Les ETF sont devenus le thermomètre le plus visible de l’appétit institutionnel pour le Bitcoin. Lorsque les dollars entrent via ces véhicules, la pression d’achat a tendance à soutenir le prix ; quand ils partent, l’effet est inversé. Le retour des abonnements est donc le signe qu’une partie des gros capitaux se tourne à nouveau vers le BTC malgré le contexte défavorable.
Le problème est que cette demande via l’ETF ne suffit pas à elle seule. La liquidité réelle du marché – les dollars numériques prêts à acheter – est bien mieux mesurée en examinant le comportement des pièces stables, et là, les chiffres racontent une histoire différente.

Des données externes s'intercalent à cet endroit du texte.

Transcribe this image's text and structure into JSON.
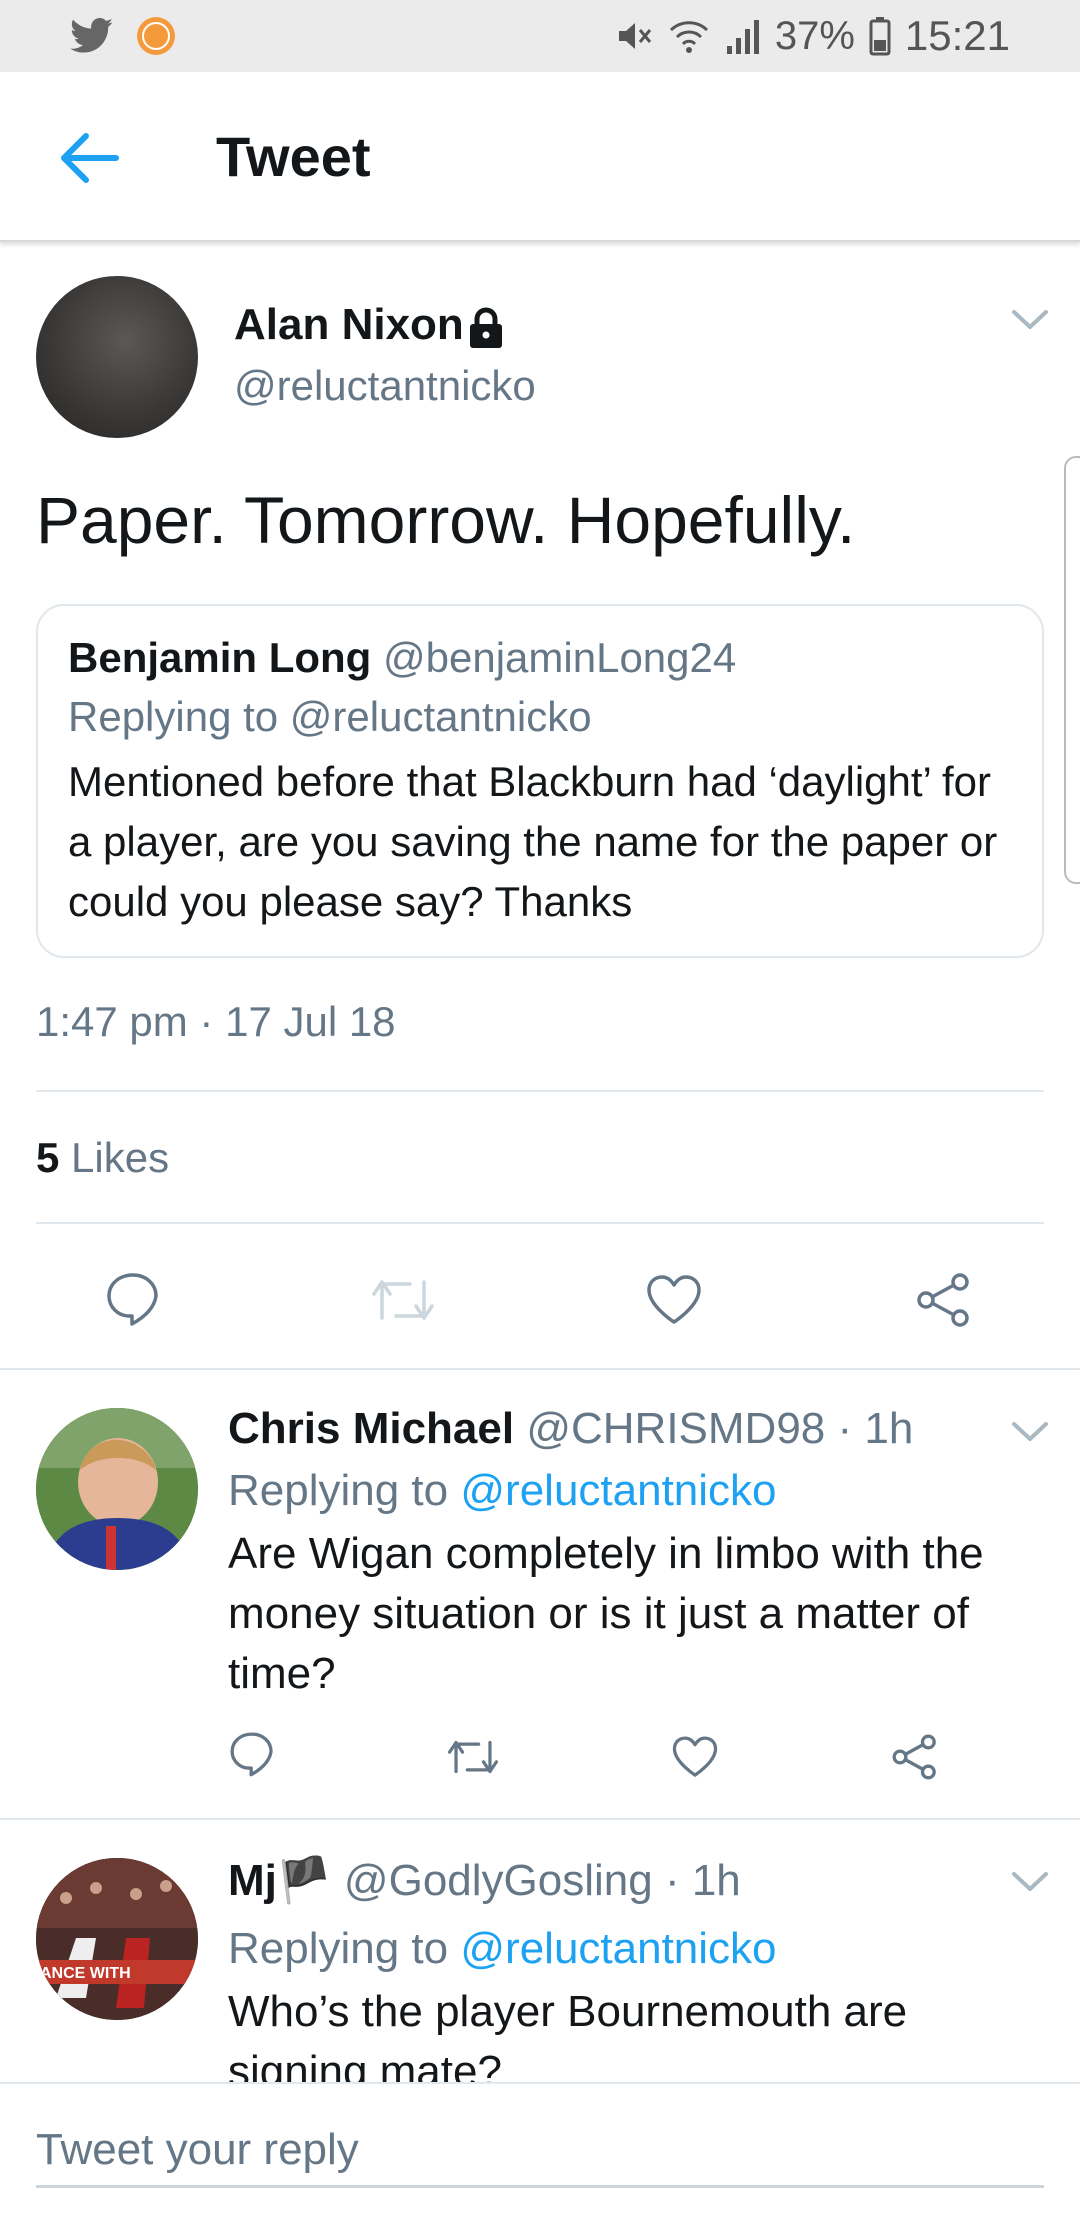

La fuite des liquidités des stablecoins qui inquiète le marché
La contraction de 2,3 milliards de dollars de liquidités stables est la donnée qui déclenche l’alarme. Les Stablecoins, monnaies liées au dollar comme l'USDT ou l'USDC, sont les munitions avec lesquelles les opérateurs achètent des cryptos : lorsque leur offre en circulation sur les bourses est réduite, il y a moins de capital disponible pour absorber les ventes et soutenir les rebonds.
Cette fuite signifie que, même si les ETF attirent à nouveau de l’argent, le coussin de liquidité qui amortit la volatilité s’amenuise. Dans un marché moins profond, les mouvements brusques sont amplifiés et un catalyseur négatif peut faire monter le prix beaucoup plus rapidement que d'habitude.
D’où la référence à des niveaux bien inférieurs aux niveaux actuels. Avec une liquidité comprimée, les analystes avertissent qu'une fourchette de prix telle que 57 000 $ n'est plus une hypothèse lointaine et devient une zone à risque si le flux de pièces stables n'est pas inversé. La faiblesse structurelle de la demande avait déjà été soulignée dans de précédentes analyses sur le risque de baisse du prix du Bitcoin.
Le pétrole et la géopolitique ajoutent de la pression
La composante macroéconomique aggrave la situation. La hausse du pétrole, alimentée par les tensions autour du détroit d’Ormuz, introduit un facteur inflationniste qui tend à resserrer les conditions financières mondiales. Les données sur le trafic maritime citées par Reuters montrent que peu de pétroliers entrent dans le corridor pour charger du brut, signe de perturbation d'une route par laquelle circule une grande partie de l'approvisionnement énergétique mondial.
Pour les actifs à risque, un pétrole plus cher est rarement une bonne nouvelle. Cela rend l'énergie plus chère, exerce une pression sur les prix et réduit la volonté des investisseurs de s'exposer à des actifs volatils. Bitcoin, malgré son discours refuge, a eu tendance à se comporter comme un actif à risque lors des épisodes de stress macroéconomique, ce qui est devenu évident lors de l'étude de la façon dont les bons du Trésor ont cessé de protéger les portefeuilles et où le BTC a amplifié les baisses du marché.
Un rebond durable dépend du rendement du capital
La combinaison est délicate : d’une part, le retour des flux vers les ETF suggère que l’intérêt institutionnel n’a pas disparu ; D’un autre côté, la fuite des liquidités des stablecoins rappelle que le capital disponible pour acheter sur le marché libre diminue. Ce sont des forces qui poussent dans des directions opposées.
Tant que l’offre de pièces stables sur les bourses n’augmente pas à nouveau, toute hausse des prix risque de manquer de carburant. Dans ce scénario, la reprise du Bitcoin repose sur une base plus étroite que ne le suggère le rebond de l'ETF.
Pour les opérateurs, le signal à surveiller est double : la continuité des souscriptions dans les fonds négociés en bourse et, surtout, si la liquidité des stablecoins cesse de se contracter. Sans ce soutien, la marge d’échec se réduit à mesure que l’environnement macroéconomique devient moins favorable.